Ever driven past an overgrown cemetery in the middle of nowhere and decided to stop and take a look? Serendipity is when you find a grave with a surname you recognise and it turns out to be someone from a long lost branch of the family tree! That’s genealogical serendipity.
Genealogical Serendipity Strikes My Tree
When I moved to Australia with my parents as a child, I thought we were the first of our line to live in the state of Victoria. My mum had lived briefly in Sydney as a young girl before returning to England. However no one had ventured south of the New South Wales border. It turned out however that we were unwittingly tracing the steps of an ancestor.

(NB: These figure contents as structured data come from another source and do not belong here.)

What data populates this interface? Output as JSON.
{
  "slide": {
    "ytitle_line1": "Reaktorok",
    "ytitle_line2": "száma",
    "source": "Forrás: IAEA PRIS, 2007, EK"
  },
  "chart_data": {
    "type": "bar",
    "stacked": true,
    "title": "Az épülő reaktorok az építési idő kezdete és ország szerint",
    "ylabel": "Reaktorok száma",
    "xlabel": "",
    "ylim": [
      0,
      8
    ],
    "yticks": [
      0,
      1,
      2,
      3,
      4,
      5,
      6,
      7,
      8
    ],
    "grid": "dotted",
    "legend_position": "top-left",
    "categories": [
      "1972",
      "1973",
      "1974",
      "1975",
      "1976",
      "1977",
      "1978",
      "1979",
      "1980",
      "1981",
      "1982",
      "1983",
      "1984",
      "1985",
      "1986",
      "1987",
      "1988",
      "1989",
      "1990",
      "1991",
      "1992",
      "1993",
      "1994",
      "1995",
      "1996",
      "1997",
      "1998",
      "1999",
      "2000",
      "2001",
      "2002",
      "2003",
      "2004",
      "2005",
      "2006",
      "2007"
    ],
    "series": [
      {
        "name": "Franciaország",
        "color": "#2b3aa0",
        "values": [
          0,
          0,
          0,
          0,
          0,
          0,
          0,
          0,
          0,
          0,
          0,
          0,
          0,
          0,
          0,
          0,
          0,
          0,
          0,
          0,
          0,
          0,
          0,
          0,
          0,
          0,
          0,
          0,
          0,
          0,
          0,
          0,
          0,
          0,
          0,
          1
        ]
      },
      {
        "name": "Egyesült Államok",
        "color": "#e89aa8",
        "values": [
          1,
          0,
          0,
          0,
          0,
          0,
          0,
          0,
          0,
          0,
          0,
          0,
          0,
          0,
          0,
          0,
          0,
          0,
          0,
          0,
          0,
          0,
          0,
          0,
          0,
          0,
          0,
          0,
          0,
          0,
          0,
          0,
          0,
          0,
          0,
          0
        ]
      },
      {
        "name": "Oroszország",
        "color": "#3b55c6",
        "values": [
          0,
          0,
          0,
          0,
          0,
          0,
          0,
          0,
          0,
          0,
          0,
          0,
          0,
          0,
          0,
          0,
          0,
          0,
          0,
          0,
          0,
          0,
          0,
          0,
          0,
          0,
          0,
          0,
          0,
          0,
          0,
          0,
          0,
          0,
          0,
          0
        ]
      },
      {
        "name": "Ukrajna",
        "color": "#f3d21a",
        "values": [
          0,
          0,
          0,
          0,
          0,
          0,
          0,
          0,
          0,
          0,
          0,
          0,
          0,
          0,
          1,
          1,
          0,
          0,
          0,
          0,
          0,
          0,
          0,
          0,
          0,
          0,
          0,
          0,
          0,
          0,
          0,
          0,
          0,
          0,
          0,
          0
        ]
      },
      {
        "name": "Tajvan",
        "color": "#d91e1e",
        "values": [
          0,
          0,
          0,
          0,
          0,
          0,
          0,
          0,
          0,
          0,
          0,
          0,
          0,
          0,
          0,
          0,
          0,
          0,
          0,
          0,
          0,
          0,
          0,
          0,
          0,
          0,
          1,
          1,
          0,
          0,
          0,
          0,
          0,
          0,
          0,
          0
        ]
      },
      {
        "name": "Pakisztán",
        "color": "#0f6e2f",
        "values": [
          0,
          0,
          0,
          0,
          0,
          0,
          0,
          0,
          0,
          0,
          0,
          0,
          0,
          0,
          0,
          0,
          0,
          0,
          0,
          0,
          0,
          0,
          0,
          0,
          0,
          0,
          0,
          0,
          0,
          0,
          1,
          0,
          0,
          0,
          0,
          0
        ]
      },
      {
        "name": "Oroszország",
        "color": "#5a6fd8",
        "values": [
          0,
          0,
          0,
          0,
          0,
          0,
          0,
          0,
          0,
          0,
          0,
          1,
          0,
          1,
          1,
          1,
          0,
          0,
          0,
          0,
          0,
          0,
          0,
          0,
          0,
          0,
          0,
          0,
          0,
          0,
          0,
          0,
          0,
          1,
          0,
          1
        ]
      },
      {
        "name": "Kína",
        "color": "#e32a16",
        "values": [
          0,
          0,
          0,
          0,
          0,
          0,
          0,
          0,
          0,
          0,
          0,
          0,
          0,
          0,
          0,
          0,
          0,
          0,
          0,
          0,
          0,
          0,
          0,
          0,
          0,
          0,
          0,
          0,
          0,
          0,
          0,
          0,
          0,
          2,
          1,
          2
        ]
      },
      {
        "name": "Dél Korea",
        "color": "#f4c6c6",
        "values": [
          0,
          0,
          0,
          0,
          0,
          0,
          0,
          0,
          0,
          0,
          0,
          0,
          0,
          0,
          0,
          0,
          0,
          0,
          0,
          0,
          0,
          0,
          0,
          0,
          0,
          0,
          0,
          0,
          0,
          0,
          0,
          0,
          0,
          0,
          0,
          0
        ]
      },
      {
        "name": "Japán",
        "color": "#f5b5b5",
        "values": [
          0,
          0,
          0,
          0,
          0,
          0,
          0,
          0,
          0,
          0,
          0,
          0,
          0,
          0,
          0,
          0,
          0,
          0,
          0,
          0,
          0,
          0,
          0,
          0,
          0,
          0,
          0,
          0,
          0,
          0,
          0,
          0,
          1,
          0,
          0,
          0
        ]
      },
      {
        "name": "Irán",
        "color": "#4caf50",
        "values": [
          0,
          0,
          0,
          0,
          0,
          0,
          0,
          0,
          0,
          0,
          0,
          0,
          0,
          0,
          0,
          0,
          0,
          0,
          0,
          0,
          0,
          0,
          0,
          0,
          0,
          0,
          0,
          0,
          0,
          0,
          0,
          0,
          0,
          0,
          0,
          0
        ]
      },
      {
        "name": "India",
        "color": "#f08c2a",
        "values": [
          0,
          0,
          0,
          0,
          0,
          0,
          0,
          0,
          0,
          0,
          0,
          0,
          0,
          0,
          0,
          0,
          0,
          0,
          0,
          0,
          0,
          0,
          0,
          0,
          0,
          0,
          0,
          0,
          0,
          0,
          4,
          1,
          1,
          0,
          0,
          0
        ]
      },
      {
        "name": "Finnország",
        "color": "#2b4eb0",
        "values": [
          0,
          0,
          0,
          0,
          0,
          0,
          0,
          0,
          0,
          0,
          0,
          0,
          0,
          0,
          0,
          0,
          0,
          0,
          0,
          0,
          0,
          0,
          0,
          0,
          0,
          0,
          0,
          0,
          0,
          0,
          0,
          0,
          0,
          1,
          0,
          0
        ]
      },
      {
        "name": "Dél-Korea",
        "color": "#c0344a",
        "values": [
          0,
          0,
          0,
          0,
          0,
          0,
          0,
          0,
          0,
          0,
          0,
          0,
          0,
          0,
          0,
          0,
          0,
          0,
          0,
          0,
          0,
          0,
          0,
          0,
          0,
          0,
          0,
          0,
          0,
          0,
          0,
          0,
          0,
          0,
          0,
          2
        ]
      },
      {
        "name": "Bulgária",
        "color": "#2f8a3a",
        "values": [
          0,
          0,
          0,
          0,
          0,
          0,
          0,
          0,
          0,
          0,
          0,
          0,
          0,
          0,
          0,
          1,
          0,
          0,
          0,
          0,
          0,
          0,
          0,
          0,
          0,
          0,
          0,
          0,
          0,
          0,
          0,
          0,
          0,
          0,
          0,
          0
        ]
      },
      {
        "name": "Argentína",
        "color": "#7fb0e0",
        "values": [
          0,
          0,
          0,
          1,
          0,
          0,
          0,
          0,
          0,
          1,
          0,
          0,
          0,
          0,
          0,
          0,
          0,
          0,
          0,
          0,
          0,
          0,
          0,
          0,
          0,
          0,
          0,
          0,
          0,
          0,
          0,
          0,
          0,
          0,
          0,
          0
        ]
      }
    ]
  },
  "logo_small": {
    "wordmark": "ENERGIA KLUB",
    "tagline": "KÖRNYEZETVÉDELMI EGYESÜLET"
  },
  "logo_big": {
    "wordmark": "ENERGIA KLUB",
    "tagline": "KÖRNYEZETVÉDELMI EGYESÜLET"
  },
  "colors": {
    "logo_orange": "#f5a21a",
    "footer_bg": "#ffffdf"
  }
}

Mary Scriven was my 4 x great grandmother. She spent most of her later adult life around Walsall in Staffordshire, after living quite a nomadic early married life with her husband William Sartain. However she suddenly turned up in a census under a different surname. I would have had difficulty finding her if she wasn’t living with a daughter. She had remarried and been widowed again in the years since the previous census. However, I could not find evidence of this second marriage.
I ended up putting this puzzle aside to brew, and instead traced where her various children went, in the time honoured FAN Club way. It turned out two sons had gone to Australia. Not just anywhere in Australia. One, Joseph, went to a tiny place in my state of Victoria that I happened to have visited a lot! Jamieson is literally just a tiny dot on the map, a former gold mining town of about 300 people. The other, Thomas, went to Melbourne (where I currently live), but then moved to Hamilton, a town in Western Victoria where I lived as a child. He is buried there in the cemetery just a few minutes walk from my old home.
Intrigued, I started to investigate further…and discovered their mother, my missing Mary, had spent some time in Australia with her sons. Her second marriage took place in Melbourne. Thanks to the detailed nature of Victorian marriage certificates, this confirmed her mother’s elusive maiden name for me, and allowed me to progress the tree backwards. Genealogical serendipity. Mary’s second husband died soon after they wed and he is one of the first interments in Brighton Cemetery.